Initially implemented only to US search results, with its global implementation, countless big and small websites have been affected but there’s clearly a pattern and we’ll discuss that here. Google has always been going after spammy websites and with its every big SERP’s update; it has done a good job by ridding serp’s from spam results.
Google Panda update has once again shaken the rankings in a big way that some of the major websites have already lost up to 50% of their search engine ranking and some of the biggest losers are those who used manufacturers’ or product/service source’s provided descriptions and copied content on their website. Others include ad heavy websites with little or no useful content for the user and those who scraped or used duplicate content to create thin content pages.

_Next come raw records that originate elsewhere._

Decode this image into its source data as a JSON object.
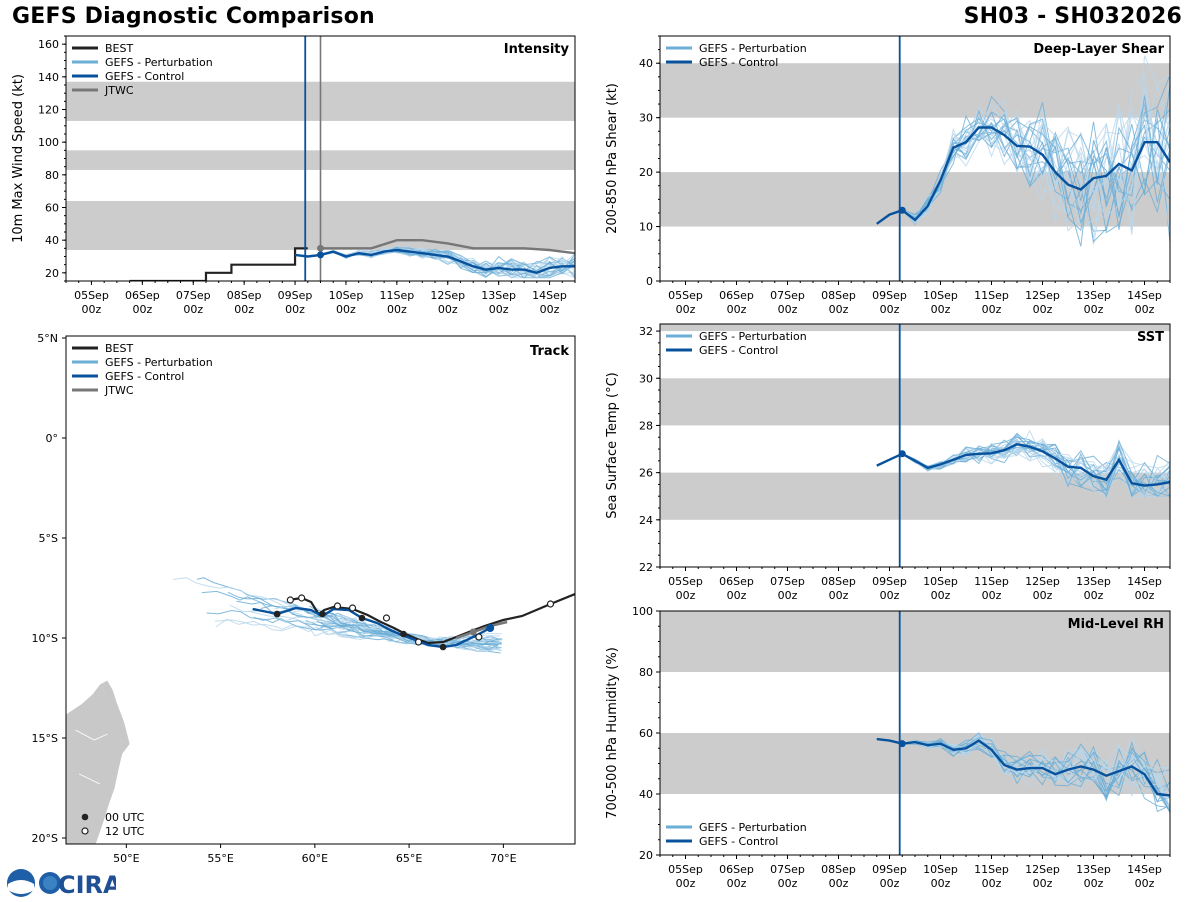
{
  "header": {
    "left_title": "GEFS Diagnostic Comparison",
    "right_title": "SH03 - SH032026"
  },
  "colors": {
    "best": "#222222",
    "perturbation": "#6baed6",
    "control": "#08519c",
    "jtwc": "#777777",
    "band": "#cccccc",
    "land": "#c8c8c8"
  },
  "logo": {
    "text": "CIRA"
  },
  "time_axis": {
    "day_labels": [
      "05Sep",
      "06Sep",
      "07Sep",
      "08Sep",
      "09Sep",
      "10Sep",
      "11Sep",
      "12Sep",
      "13Sep",
      "14Sep"
    ],
    "hour_label": "00z",
    "init_day": 9.2,
    "jtwc_day": 9.5
  },
  "chart_data": [
    {
      "id": "intensity",
      "type": "line",
      "title": "Intensity",
      "ylabel": "10m Max Wind Speed (kt)",
      "xlim": [
        4.5,
        14.5
      ],
      "ylim": [
        15,
        165
      ],
      "yticks": [
        20,
        40,
        60,
        80,
        100,
        120,
        140,
        160
      ],
      "bands": [
        [
          34,
          64
        ],
        [
          83,
          95
        ],
        [
          113,
          137
        ]
      ],
      "legend": [
        "BEST",
        "GEFS - Perturbation",
        "GEFS - Control",
        "JTWC"
      ],
      "best": {
        "x": [
          5.75,
          6,
          6.5,
          7,
          7.25,
          7.5,
          7.75,
          8,
          8.25,
          8.5,
          8.75,
          9,
          9.25
        ],
        "y": [
          15,
          15,
          15,
          15,
          20,
          20,
          25,
          25,
          25,
          25,
          25,
          35,
          35
        ]
      },
      "jtwc": {
        "x": [
          9.5,
          10,
          10.5,
          11,
          11.5,
          12,
          12.5,
          13,
          13.5,
          14,
          14.5
        ],
        "y": [
          35,
          35,
          35,
          40,
          40,
          38,
          35,
          35,
          35,
          34,
          32
        ]
      },
      "control": {
        "x": [
          9.0,
          9.25,
          9.5,
          9.75,
          10,
          10.25,
          10.5,
          10.75,
          11,
          11.25,
          11.5,
          11.75,
          12,
          12.25,
          12.5,
          12.75,
          13,
          13.25,
          13.5,
          13.75,
          14,
          14.25,
          14.5
        ],
        "y": [
          31,
          30,
          31,
          33,
          30,
          32,
          31,
          33,
          34,
          33,
          32,
          31,
          30,
          27,
          24,
          22,
          23,
          22,
          22,
          20,
          23,
          24,
          24
        ]
      },
      "perturbation_spread": {
        "min_y": 17,
        "max_y": 37
      }
    },
    {
      "id": "shear",
      "type": "line",
      "title": "Deep-Layer Shear",
      "ylabel": "200-850 hPa Shear (kt)",
      "xlim": [
        4.5,
        14.5
      ],
      "ylim": [
        0,
        45
      ],
      "yticks": [
        0,
        10,
        20,
        30,
        40
      ],
      "bands": [
        [
          10,
          20
        ],
        [
          30,
          40
        ]
      ],
      "legend": [
        "GEFS - Perturbation",
        "GEFS - Control"
      ],
      "control": {
        "x": [
          8.75,
          9,
          9.25,
          9.5,
          9.75,
          10,
          10.25,
          10.5,
          10.75,
          11,
          11.25,
          11.5,
          11.75,
          12,
          12.25,
          12.5,
          12.75,
          13,
          13.25,
          13.5,
          13.75,
          14,
          14.25,
          14.5
        ],
        "y": [
          10.5,
          12.2,
          13,
          11.2,
          13.8,
          18.5,
          24.5,
          25.5,
          28.2,
          28.2,
          26.8,
          24.8,
          24.7,
          23.2,
          20,
          17.7,
          16.8,
          18.9,
          19.3,
          21.5,
          20.3,
          25.5,
          25.5,
          21.8
        ]
      },
      "perturbation_spread": {
        "min_y": 5,
        "max_y": 44
      }
    },
    {
      "id": "track",
      "type": "scatter",
      "title": "Track",
      "xlim": [
        46.8,
        73.8
      ],
      "ylim": [
        -20.3,
        5.1
      ],
      "xticks": [
        50,
        55,
        60,
        65,
        70
      ],
      "xtick_labels": [
        "50°E",
        "55°E",
        "60°E",
        "65°E",
        "70°E"
      ],
      "yticks": [
        5,
        0,
        -5,
        -10,
        -15,
        -20
      ],
      "ytick_labels": [
        "5°N",
        "0°",
        "5°S",
        "10°S",
        "15°S",
        "20°S"
      ],
      "legend": [
        "BEST",
        "GEFS - Perturbation",
        "GEFS - Control",
        "JTWC"
      ],
      "marker_legend": [
        "00 UTC",
        "12 UTC"
      ],
      "best": {
        "lon": [
          73.8,
          72.5,
          71,
          70,
          69,
          68.3,
          67.5,
          66.8,
          66,
          65.3,
          64.7,
          64.2,
          63.5,
          62.8,
          62,
          61.5,
          61,
          60.5,
          60.2,
          59.8,
          59.3,
          58.6
        ],
        "lat": [
          -7.8,
          -8.3,
          -8.9,
          -9.1,
          -9.4,
          -9.65,
          -9.95,
          -10.2,
          -10.25,
          -10.0,
          -9.75,
          -9.5,
          -9.2,
          -8.85,
          -8.55,
          -8.5,
          -8.45,
          -8.6,
          -8.8,
          -8.2,
          -8.0,
          -8.1
        ]
      },
      "best_00utc": {
        "lon": [
          64.7,
          60.4,
          58
        ],
        "lat": [
          -9.8,
          -8.8,
          -8.8
        ]
      },
      "best_12utc": {
        "lon": [
          72.5,
          68.7,
          65.5,
          63.8,
          62.0,
          61.2,
          59.3,
          58.7
        ],
        "lat": [
          -8.3,
          -9.95,
          -10.2,
          -9.0,
          -8.5,
          -8.4,
          -8.0,
          -8.1
        ]
      },
      "control": {
        "lon": [
          69.3,
          68.5,
          67.5,
          66.8,
          66,
          65.2,
          64.6,
          64,
          63.3,
          62.5,
          61.8,
          61,
          60.4,
          59.8,
          59,
          58,
          57.5,
          56.7
        ],
        "lat": [
          -9.5,
          -9.9,
          -10.35,
          -10.45,
          -10.35,
          -10.05,
          -9.85,
          -9.6,
          -9.25,
          -9.0,
          -8.6,
          -8.55,
          -8.9,
          -8.6,
          -8.5,
          -8.8,
          -8.7,
          -8.55
        ]
      },
      "control_00utc": {
        "lon": [
          66.8,
          62.5,
          58
        ],
        "lat": [
          -10.45,
          -9.0,
          -8.8
        ]
      },
      "jtwc": {
        "lon": [
          70.2,
          69.3,
          68.4,
          67.5
        ],
        "lat": [
          -9.2,
          -9.4,
          -9.7,
          -10.0
        ]
      }
    },
    {
      "id": "sst",
      "type": "line",
      "title": "SST",
      "ylabel": "Sea Surface Temp (°C)",
      "xlim": [
        4.5,
        14.5
      ],
      "ylim": [
        22,
        32.3
      ],
      "yticks": [
        22,
        24,
        26,
        28,
        30,
        32
      ],
      "bands": [
        [
          24,
          26
        ],
        [
          28,
          30
        ],
        [
          32,
          32.3
        ]
      ],
      "legend": [
        "GEFS - Perturbation",
        "GEFS - Control"
      ],
      "control": {
        "x": [
          8.75,
          9,
          9.25,
          9.5,
          9.75,
          10,
          10.25,
          10.5,
          10.75,
          11,
          11.25,
          11.5,
          11.75,
          12,
          12.25,
          12.5,
          12.75,
          13,
          13.25,
          13.5,
          13.75,
          14,
          14.25,
          14.5
        ],
        "y": [
          26.3,
          26.55,
          26.8,
          26.5,
          26.2,
          26.35,
          26.55,
          26.75,
          26.8,
          26.82,
          26.95,
          27.2,
          27.1,
          26.9,
          26.6,
          26.25,
          26.2,
          25.85,
          25.7,
          26.55,
          25.55,
          25.45,
          25.5,
          25.6
        ]
      },
      "perturbation_spread": {
        "min_y": 25.0,
        "max_y": 28.0
      }
    },
    {
      "id": "rh",
      "type": "line",
      "title": "Mid-Level RH",
      "ylabel": "700-500 hPa Humidity (%)",
      "xlim": [
        4.5,
        14.5
      ],
      "ylim": [
        20,
        100
      ],
      "yticks": [
        20,
        40,
        60,
        80,
        100
      ],
      "bands": [
        [
          40,
          60
        ],
        [
          80,
          100
        ]
      ],
      "legend": [
        "GEFS - Perturbation",
        "GEFS - Control"
      ],
      "control": {
        "x": [
          8.75,
          9,
          9.25,
          9.5,
          9.75,
          10,
          10.25,
          10.5,
          10.75,
          11,
          11.25,
          11.5,
          11.75,
          12,
          12.25,
          12.5,
          12.75,
          13,
          13.25,
          13.5,
          13.75,
          14,
          14.25,
          14.5
        ],
        "y": [
          58,
          57.5,
          56.5,
          57,
          56,
          56.5,
          54.5,
          55,
          57.5,
          54.5,
          49.5,
          48,
          48.5,
          48.5,
          46.5,
          48,
          49,
          48,
          46,
          47.5,
          49,
          46.5,
          40,
          39.5
        ]
      },
      "perturbation_spread": {
        "min_y": 34,
        "max_y": 62
      }
    }
  ]
}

More On-Page Factors than Off-Page Factors
Google Panda update is more about On-Page factors than Off-Page factors. One of the biggest issue has been thin content pages or duplicate content pages that make the right or left panels of any website. Web Developers can avoid such mistakes by creating content intelligent panels or widgets rather than just the dumb include snippets to fetch only the relevant content in the side bars or underneath the actually article content.

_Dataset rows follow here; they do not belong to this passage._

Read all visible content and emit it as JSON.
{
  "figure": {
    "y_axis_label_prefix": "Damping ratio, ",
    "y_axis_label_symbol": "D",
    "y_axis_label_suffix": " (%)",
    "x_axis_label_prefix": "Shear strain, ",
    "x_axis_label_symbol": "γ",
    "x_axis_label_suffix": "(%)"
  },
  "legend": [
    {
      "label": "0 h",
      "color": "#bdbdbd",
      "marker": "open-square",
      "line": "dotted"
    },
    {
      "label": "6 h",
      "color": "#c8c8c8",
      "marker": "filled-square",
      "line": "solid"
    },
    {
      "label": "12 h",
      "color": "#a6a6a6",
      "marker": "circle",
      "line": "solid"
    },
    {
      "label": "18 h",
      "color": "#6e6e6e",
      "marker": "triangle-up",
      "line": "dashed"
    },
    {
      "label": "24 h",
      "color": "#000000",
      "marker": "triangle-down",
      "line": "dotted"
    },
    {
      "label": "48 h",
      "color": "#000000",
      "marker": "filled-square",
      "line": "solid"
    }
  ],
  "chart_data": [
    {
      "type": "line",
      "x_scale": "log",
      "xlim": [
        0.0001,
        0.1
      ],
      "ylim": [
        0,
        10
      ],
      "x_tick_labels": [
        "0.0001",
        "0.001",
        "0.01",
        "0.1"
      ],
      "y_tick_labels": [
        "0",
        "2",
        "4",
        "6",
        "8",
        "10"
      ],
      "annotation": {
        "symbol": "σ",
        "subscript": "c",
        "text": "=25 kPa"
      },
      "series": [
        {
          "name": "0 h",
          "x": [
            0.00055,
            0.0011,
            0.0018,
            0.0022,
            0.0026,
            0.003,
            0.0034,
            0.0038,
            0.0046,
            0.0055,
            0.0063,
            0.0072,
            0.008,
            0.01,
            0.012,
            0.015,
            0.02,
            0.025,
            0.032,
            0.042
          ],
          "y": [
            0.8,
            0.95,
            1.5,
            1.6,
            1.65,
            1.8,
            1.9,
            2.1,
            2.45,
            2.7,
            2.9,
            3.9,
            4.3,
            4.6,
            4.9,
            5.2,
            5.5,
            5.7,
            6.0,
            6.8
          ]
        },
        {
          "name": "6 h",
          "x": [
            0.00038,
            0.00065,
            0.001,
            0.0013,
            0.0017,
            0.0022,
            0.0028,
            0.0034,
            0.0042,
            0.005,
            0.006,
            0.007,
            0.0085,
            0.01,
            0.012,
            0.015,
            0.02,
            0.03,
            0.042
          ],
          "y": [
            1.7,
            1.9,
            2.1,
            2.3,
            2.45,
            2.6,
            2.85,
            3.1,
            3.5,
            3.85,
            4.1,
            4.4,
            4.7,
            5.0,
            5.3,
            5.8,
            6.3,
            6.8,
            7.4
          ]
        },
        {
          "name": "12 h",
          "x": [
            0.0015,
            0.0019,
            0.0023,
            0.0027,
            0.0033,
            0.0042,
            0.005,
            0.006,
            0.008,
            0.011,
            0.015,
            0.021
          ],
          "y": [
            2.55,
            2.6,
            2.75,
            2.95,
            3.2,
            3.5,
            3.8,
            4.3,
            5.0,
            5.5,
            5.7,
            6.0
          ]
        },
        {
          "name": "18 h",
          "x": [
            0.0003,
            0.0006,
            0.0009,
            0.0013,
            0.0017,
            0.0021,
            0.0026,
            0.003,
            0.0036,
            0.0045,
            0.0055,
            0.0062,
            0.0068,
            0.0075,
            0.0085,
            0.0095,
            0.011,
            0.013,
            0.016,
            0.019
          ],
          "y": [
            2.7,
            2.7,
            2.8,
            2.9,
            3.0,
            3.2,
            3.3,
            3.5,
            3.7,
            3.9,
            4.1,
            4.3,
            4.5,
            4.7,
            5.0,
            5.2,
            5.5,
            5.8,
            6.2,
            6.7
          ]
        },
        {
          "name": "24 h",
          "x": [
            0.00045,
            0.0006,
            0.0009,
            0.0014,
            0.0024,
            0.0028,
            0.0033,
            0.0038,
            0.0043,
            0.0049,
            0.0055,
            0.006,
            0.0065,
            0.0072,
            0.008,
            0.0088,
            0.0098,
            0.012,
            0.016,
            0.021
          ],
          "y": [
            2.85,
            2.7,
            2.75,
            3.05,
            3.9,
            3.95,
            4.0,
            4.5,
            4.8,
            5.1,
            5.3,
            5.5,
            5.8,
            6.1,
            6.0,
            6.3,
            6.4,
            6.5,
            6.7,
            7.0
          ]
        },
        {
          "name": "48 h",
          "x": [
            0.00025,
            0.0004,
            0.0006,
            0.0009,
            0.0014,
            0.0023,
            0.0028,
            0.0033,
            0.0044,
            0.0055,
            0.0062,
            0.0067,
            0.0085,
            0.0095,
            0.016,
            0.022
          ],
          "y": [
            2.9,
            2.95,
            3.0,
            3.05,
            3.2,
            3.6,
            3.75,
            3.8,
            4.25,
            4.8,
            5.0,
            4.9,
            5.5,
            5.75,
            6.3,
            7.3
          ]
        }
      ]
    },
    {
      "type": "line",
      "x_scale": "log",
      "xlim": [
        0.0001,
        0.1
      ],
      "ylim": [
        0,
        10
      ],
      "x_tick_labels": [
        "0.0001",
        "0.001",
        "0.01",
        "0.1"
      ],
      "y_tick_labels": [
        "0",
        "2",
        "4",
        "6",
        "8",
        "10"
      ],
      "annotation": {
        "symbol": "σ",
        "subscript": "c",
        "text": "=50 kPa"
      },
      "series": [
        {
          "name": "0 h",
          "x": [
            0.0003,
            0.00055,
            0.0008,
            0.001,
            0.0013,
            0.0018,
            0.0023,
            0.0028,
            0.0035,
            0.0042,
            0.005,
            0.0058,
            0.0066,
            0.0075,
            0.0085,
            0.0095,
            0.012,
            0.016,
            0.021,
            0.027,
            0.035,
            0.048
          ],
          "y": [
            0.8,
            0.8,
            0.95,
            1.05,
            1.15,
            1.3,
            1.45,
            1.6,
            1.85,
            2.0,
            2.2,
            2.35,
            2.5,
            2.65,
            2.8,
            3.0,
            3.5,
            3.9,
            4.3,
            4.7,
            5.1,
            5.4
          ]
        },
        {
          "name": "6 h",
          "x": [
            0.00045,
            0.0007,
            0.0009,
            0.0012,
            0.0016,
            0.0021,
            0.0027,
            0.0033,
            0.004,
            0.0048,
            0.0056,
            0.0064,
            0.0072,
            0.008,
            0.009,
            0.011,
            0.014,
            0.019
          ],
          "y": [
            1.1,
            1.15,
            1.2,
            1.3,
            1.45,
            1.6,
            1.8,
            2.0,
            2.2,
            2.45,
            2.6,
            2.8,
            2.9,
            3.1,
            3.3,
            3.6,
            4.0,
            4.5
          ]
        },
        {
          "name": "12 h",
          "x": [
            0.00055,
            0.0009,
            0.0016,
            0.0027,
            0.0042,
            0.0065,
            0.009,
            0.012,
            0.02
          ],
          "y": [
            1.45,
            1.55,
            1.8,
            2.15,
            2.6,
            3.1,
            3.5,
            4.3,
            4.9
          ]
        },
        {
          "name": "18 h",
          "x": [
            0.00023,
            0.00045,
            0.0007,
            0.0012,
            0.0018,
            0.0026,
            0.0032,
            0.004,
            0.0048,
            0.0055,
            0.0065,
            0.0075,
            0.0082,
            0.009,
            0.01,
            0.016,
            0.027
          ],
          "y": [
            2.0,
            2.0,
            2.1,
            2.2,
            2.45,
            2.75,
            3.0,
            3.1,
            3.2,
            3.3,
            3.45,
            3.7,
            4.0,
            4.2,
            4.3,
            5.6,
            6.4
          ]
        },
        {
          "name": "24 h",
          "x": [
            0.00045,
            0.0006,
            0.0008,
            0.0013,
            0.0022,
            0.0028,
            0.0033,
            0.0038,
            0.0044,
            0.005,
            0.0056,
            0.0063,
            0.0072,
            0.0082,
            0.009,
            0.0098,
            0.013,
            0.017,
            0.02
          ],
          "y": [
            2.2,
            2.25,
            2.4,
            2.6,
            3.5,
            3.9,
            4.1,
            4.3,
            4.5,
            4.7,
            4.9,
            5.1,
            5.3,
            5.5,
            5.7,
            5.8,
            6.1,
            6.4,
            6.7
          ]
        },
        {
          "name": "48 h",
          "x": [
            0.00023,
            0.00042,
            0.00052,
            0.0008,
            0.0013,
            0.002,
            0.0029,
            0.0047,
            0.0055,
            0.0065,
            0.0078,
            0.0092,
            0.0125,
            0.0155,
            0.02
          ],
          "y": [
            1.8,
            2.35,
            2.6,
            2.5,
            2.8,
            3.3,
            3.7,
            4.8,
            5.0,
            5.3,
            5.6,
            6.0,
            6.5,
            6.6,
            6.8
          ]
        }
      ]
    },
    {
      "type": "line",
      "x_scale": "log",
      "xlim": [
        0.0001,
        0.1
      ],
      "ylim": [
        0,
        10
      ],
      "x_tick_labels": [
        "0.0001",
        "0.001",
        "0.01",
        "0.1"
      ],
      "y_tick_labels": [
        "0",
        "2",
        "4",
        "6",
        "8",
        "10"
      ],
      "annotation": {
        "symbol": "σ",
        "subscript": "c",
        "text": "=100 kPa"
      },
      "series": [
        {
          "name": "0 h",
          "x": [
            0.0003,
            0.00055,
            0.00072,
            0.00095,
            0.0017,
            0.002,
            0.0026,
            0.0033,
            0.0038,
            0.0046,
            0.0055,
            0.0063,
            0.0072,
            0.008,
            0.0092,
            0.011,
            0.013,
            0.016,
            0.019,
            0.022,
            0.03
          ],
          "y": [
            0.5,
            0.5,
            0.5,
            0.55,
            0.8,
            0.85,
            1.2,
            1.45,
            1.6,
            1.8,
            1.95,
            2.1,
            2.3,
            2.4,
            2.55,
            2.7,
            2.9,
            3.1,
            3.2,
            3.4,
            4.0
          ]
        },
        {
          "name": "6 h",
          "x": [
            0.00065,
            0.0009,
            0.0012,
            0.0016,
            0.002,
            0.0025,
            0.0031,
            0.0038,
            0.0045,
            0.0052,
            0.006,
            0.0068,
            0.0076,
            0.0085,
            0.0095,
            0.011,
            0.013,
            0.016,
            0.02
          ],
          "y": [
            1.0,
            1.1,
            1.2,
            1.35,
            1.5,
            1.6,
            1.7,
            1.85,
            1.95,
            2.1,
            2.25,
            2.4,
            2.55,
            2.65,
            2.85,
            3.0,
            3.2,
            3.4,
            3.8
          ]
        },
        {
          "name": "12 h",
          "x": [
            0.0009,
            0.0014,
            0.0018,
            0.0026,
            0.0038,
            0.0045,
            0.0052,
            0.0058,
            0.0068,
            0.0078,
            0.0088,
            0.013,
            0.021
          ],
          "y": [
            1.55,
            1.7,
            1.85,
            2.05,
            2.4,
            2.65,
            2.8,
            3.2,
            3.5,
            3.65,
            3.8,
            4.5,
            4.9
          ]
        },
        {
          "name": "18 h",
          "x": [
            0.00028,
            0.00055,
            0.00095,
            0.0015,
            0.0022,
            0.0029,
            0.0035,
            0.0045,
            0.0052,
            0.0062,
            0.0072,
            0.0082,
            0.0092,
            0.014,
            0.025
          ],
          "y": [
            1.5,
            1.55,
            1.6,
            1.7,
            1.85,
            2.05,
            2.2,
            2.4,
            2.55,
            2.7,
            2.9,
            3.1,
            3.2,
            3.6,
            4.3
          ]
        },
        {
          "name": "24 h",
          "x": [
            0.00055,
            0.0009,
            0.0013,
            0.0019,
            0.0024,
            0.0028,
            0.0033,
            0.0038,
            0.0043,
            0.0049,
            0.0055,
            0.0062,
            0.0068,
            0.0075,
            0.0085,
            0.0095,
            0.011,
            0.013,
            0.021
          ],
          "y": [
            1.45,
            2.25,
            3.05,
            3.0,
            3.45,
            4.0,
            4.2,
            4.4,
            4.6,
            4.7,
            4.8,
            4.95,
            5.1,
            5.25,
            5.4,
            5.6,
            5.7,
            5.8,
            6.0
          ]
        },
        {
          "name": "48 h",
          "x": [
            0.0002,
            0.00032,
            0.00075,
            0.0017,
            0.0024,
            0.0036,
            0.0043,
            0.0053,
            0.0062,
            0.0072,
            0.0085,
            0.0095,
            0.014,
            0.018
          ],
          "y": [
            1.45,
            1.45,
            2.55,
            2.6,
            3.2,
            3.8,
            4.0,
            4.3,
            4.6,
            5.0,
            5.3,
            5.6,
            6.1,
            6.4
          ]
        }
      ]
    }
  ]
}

Similarly, checks should be placed in the CMS to publish only those landing pages on website that fulfil the SEO checklist, with enough data and complete meta and other tags. Content scraping should not be made part of website, it can only hurt chances of getting any search engine rankings. Also ‘Product widget’ heavily stuffed keyword rich external hyperlinks to affiliate should be avoided, ‘more..’ is not bad option after all.
Google Panda has shown us that web developers cannot be complacent anymore. It’s too serious a business to be left in the hands of seo’s alone or to their phony interpretations! From my experience as web developer, there are only very few good SEO’s who really know what they are up to, most of these self-professed seo’s usually have little or no idea how server side code works and what’s possible and what’s not and what can be handled best at which layer. Web developers need to get engaged with Internet marketers at more deeper level and from initial stages if the website they are building need to go anywhere in rankings.
Possible Problematic Issues from Panda Update Perspective
- Thin Pages/Shallow Pages cause lot more problems for a domain
- Ad-Content ratio – Content above the fold
- Internal links are devalued now, only in-coming external count
- High Bounce Rate and content usefulness issues, it may not be relevant for Blog and posts where visitor is only inclined to read a specific recent topic or issue, but for any E-Commerce or affiliate website, it definitely is. On-page user behaviour measured by analytics you have on the website could raise red flags.
- Lack of Social Media Marketing
- Duplicate content snippets on your webpages cause much bigger problems, use intelligent content snippets instead if at all
- Too many external named links “widget keyword” instead of “more…” can cause penalties
- Missing Positive Reviews For Products/Affiliates websites, missing positive reviews from the usual review websites can get you unfavourable attention of the Panda.
- Think before you link, although it has always been true, but now it’s outright fatal. The low quality of a link destination will decrease the quality of the linking domain
- Website Credibility – Missing seals/certificates of organizations could give a negative signal, especially for E-Commerce websites
Possible Solutions
- Avoid “Duplicate content” like a plague and use only “unique content” on every webpage
- Find out the hardest hit/penalized pages and drop all of them, they are not coming back anytime soon
- Remove the heavily keyword rich external hyperlinks to the affiliate website and use “more” instead
- All the “Thin landing Pages” content are being hit hard, go back to these landing pages and add original content
- Article spinning sites are being hit hardest, put a stop on all “article submission” activity
- Remove all “scraped” and “borrowed” content, that should have always been the case but with Google Panda update, there’s no room left for scrapping and copying
- Reduce Ad-Content ratio by reducing number of ads especially at the top of the page.
One caveat for above ideas here is that these are only observations and most likely factors why you were hit by Google Panda if you were. However, this summary is based on informed opinion of overwhelming number of experienced and practising webmasters so ignore it at your own peril, risking your online business and rankings!